There are several other e-book sellers and service providers, and more lining up to join the fray, but the common traits they all offer are a high royalty rate and a minimum selling price (Lulu’s is $1.24.)
Why are e-book royalties so high compared to traditional publishing? There are a couple of reasons why e-book royalties are so much higher than traditional publications. For one thing, the e-book publisher incurs virtually no costs. There’s no printing, marketing, distribution, editing etc. They’re simply providing a marketplace for authors to exhibit and sell their work. In addition, as an author, you set the price, and you want to set it so that you sell, sell, sell. It’s a quantity game in the e-book world.

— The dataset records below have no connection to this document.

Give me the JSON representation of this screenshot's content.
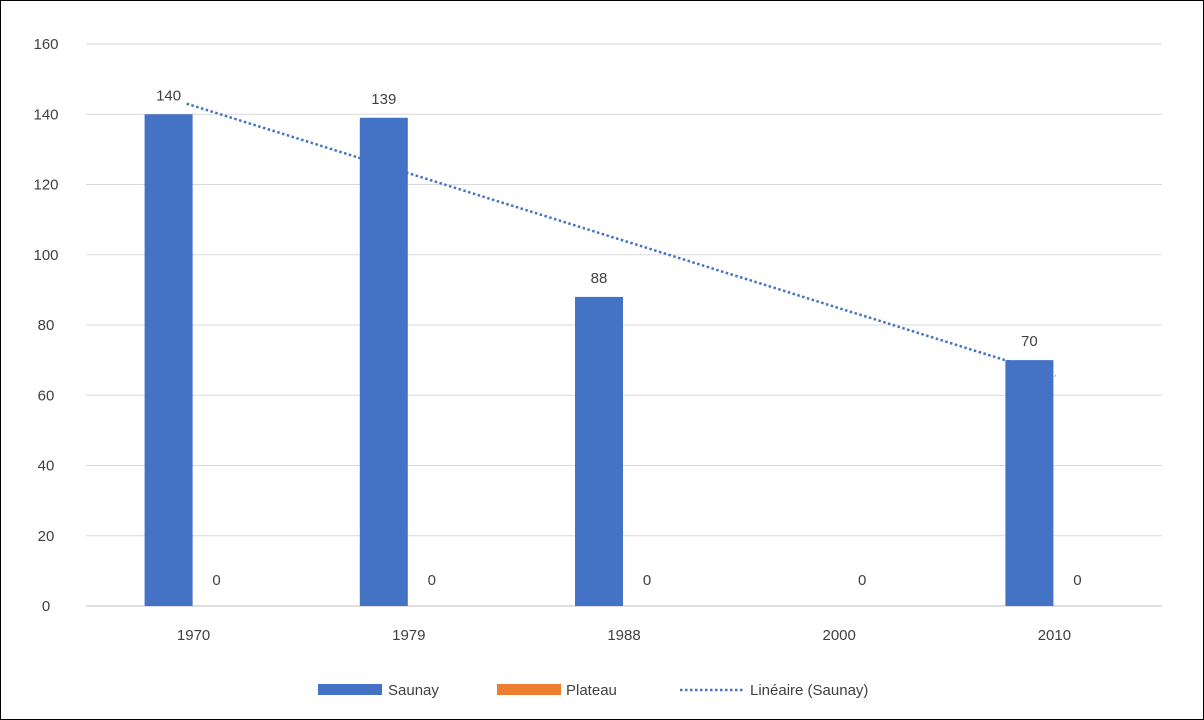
{
  "chart_data": {
    "type": "bar",
    "title": "",
    "xlabel": "",
    "ylabel": "",
    "categories": [
      "1970",
      "1979",
      "1988",
      "2000",
      "2010"
    ],
    "ylim": [
      0,
      160
    ],
    "y_ticks": [
      "0",
      "20",
      "40",
      "60",
      "80",
      "100",
      "120",
      "140",
      "160"
    ],
    "grid": true,
    "legend_position": "bottom",
    "series": [
      {
        "name": "Saunay",
        "values": [
          140,
          139,
          88,
          null,
          70
        ],
        "labels": [
          "140",
          "139",
          "88",
          "",
          "70"
        ],
        "color": "#4472C4"
      },
      {
        "name": "Plateau",
        "values": [
          0,
          0,
          0,
          0,
          0
        ],
        "labels": [
          "0",
          "0",
          "0",
          "0",
          "0"
        ],
        "color": "#ED7D31"
      }
    ],
    "trendline": {
      "name": "Linéaire (Saunay)",
      "type": "linear",
      "of_series": "Saunay",
      "start_value": 143,
      "end_value": 65.5,
      "color": "#4472C4",
      "style": "dotted"
    }
  }
}
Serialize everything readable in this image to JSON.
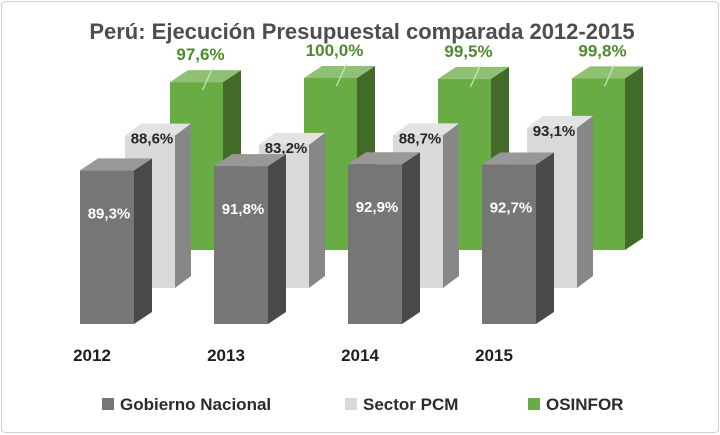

Another reason e-books pay higher royalties for self publishing authors than if you go through a traditional publisher is because there is competition in the marketplace. More and more e-publishers and e-book retailers are trying to attract authors. Their business model depends on having a lot of content to offer to people like the business traveler with a Kindle or an iPad who’s about to board the 16-hour flight to Tokyo, the soccer mom who wants her kids to do more with their tablet computers than play video games, and that voracious reader who can’t wait for an elevator without cracking open a book.
Traditional publishers no longer have the industry in a hammerlock. Creativity has never been so valued, opportunity has never been more available, and that’s good for all of us.